あの魔法が発動していたら、魔法陣の上にいた人はみんな、魔石になっていたんだろう。ならば、確かに敵を一掃することに使える魔法だとも言える。齎される魔法効果は悍ましいもので、きっと、このままにしていてはいけないものだ。でも、まずは目の前の魔石と発動途中の魔法をどうにかしなければ。

レイに確認を取りながら、濃紺ローブ男が持っていた板から魔石を取り外すと、展開途中だった魔法陣も消えた。どうやら板が魔道具で、魔石が魔道具を発動させる電池のような役割をしていたようである。

没収した魔道具と魔石は、レイの預かりになった。

人の手にあってはいけないものだろうし、ロイド様たちの手にも渡らない方がいい。

ただ、魔道具と魔石がこれ一つとは限らない。

レイによれば、近くに魔石の気配はもう感じないらしいのだけど、猫妖精ほど正確に分かる訳ではないし、さすがに魔道具の気配は分からないとのこと。まぁ、そうだよね……。

そうこうしている内に、ロイド様がやって来た。

起こったことの確認がしたいようだったので、敵が発動しようとしていた魔法を防ぎ、敵から魔道具を取り上げたけれど、魔石を外したら崩れて消えたと言っておいた。魔道具や魔石について、わざわざ私から話す必要はないだろう。

捕縛された濃紺ローブ男は、マギリアの人間らしい。

あの濃紺のローブは、マギリアにある『魔塔』と呼ばれる組織に所属する魔法師が着用するもののようだ。

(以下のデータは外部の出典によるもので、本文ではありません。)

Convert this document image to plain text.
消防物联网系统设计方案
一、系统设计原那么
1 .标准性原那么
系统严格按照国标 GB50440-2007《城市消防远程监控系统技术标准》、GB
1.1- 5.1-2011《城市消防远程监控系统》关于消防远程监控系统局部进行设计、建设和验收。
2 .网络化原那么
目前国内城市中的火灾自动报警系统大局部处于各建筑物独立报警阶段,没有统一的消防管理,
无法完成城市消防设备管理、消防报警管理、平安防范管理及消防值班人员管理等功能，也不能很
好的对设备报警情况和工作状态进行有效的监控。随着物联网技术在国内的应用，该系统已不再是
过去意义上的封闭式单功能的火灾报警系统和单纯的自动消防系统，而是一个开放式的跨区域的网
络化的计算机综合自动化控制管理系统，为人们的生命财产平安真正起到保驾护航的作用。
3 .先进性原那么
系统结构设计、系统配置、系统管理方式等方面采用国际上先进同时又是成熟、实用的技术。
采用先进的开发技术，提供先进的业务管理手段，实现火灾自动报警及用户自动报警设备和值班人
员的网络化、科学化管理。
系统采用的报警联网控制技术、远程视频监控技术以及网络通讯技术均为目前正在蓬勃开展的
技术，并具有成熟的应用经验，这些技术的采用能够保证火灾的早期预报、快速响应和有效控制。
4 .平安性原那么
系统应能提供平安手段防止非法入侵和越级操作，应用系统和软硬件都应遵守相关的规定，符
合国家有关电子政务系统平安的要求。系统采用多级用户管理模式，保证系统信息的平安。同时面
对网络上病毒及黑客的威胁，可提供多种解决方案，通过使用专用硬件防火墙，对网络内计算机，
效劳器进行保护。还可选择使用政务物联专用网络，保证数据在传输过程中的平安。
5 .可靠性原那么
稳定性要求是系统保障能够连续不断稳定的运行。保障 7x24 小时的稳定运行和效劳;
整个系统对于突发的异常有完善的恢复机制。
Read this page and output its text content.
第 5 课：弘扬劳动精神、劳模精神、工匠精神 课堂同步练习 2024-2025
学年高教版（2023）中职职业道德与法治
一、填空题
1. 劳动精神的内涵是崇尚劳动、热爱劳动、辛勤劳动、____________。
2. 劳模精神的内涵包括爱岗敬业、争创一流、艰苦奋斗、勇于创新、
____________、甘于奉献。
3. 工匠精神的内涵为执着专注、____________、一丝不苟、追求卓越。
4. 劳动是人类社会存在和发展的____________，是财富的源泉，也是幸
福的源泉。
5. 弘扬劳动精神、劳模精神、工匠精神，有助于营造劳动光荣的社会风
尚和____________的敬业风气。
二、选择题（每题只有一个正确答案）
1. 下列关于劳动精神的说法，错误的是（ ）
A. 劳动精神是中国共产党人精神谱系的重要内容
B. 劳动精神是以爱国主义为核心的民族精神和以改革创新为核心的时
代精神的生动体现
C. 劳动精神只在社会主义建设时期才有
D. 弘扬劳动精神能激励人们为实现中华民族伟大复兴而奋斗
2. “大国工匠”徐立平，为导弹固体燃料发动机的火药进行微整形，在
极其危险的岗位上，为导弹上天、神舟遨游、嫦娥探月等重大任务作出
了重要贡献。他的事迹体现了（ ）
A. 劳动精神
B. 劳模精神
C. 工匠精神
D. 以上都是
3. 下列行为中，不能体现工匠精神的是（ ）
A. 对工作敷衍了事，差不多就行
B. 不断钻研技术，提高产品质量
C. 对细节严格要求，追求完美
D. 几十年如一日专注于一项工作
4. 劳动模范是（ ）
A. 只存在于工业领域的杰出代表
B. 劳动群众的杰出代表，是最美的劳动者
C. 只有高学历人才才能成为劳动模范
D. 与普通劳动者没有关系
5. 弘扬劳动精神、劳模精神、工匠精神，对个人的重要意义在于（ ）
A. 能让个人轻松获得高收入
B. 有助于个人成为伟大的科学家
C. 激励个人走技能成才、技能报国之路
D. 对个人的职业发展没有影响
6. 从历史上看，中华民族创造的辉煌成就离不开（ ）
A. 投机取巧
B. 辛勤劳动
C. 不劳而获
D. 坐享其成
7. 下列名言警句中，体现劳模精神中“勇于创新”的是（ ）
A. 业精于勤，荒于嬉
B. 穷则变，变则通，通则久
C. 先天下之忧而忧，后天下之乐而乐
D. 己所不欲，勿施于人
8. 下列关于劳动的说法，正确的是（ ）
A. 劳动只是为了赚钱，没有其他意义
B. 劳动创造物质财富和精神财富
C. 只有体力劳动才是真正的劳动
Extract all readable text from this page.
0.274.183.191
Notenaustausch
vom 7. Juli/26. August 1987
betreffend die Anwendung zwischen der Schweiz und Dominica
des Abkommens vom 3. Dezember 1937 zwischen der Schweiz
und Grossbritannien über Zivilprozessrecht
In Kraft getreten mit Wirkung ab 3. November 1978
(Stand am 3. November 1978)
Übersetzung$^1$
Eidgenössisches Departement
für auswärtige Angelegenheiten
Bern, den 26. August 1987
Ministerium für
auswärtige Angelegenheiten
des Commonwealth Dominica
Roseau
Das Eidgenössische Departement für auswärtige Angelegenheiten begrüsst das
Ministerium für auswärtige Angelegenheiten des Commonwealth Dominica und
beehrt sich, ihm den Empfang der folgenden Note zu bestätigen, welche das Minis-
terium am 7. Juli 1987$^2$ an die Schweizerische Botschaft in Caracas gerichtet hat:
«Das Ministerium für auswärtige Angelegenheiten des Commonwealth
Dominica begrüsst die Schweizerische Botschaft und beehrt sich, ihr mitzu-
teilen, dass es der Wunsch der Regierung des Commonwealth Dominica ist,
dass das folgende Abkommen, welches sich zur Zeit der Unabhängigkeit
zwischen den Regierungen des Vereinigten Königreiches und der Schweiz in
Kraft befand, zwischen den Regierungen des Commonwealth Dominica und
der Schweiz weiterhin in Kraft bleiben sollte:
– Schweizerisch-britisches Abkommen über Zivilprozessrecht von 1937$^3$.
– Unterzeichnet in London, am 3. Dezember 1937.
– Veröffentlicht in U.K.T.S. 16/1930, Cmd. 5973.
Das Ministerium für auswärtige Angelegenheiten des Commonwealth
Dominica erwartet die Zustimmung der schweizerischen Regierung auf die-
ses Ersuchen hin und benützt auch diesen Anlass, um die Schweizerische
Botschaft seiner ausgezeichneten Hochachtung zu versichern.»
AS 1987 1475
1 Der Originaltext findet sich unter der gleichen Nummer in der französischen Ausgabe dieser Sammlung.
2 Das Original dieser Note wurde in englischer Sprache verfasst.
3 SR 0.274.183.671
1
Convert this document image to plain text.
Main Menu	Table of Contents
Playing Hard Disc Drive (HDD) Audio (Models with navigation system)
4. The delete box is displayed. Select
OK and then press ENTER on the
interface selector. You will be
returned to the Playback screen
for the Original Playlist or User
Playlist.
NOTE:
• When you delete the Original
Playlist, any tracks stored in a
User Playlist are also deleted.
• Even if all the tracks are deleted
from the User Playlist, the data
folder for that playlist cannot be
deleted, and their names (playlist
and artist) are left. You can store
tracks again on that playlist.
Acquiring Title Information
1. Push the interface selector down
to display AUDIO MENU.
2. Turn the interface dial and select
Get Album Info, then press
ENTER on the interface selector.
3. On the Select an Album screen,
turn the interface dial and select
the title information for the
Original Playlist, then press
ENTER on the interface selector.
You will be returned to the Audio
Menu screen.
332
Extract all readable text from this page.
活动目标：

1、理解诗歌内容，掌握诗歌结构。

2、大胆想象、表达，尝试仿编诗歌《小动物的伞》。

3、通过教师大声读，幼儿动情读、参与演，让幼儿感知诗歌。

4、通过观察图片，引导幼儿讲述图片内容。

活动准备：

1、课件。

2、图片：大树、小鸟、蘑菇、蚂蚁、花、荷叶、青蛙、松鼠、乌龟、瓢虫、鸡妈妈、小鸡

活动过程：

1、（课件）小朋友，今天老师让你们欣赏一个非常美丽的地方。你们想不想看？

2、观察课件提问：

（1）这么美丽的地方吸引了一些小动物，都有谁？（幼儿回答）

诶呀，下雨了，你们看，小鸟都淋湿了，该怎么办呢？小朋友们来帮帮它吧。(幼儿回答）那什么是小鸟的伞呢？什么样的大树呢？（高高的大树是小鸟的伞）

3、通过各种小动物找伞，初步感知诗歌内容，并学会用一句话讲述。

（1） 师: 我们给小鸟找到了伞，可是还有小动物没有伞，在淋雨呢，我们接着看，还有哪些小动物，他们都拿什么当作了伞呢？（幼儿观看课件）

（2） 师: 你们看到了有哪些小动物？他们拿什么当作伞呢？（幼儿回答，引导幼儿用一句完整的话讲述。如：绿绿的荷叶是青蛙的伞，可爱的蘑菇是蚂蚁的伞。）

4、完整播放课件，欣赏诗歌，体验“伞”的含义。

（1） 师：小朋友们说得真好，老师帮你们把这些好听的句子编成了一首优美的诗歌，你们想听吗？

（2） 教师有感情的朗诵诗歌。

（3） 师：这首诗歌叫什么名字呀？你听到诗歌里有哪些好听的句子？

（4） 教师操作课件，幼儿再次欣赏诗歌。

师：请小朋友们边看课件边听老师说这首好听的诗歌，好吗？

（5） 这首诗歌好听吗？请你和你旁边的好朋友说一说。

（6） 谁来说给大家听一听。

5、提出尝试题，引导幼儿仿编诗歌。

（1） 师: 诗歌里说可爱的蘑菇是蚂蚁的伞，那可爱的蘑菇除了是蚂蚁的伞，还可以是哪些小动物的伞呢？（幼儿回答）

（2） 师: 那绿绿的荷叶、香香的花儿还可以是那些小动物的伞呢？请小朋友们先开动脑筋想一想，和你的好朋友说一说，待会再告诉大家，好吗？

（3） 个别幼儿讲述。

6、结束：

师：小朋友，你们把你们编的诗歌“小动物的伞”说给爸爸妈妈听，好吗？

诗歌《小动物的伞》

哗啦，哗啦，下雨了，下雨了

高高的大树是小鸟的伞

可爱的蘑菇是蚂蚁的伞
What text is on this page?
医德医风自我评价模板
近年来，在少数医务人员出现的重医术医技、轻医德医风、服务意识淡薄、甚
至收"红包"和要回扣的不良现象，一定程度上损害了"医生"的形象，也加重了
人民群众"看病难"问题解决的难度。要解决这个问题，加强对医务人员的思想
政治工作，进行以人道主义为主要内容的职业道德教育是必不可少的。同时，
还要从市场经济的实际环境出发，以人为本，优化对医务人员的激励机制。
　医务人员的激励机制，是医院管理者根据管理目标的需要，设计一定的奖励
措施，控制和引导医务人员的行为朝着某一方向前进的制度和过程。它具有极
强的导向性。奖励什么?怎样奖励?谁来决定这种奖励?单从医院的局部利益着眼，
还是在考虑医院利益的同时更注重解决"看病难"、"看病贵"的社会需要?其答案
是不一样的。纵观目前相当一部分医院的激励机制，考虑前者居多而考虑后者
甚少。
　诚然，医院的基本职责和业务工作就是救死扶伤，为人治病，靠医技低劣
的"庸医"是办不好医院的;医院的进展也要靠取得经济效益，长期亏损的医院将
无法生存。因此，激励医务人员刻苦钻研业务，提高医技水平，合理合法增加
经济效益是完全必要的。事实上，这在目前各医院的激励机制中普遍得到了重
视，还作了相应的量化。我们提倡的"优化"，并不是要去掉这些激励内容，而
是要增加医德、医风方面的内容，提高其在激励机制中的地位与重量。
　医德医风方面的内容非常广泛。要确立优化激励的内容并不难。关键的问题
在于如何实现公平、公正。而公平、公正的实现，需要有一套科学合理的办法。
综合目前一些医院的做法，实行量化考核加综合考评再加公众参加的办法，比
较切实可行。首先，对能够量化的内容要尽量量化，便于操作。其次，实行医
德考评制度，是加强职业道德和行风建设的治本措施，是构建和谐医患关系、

ならば、さっき特殊な馬車の中にいた、濃紺のローブを纏った二人もマギリアの人間ということだろう。刺繍の豪華さに差があるので、もしかしたら立場や位に比例しているのかもしれない。

あの魔道具や魔石はマギリアで作られたものだろうか。

なんにせよ、あれらがレギドールに流れている可能性もある。

洗脳に隷属に、人を魔石にしてしまう魔法……。言葉だけで憂鬱になりそうだ。

だけど、きっとこれから対峙し、対処しなければいけないことだろう。

とりあえず、今度こそ街に戻ろう――。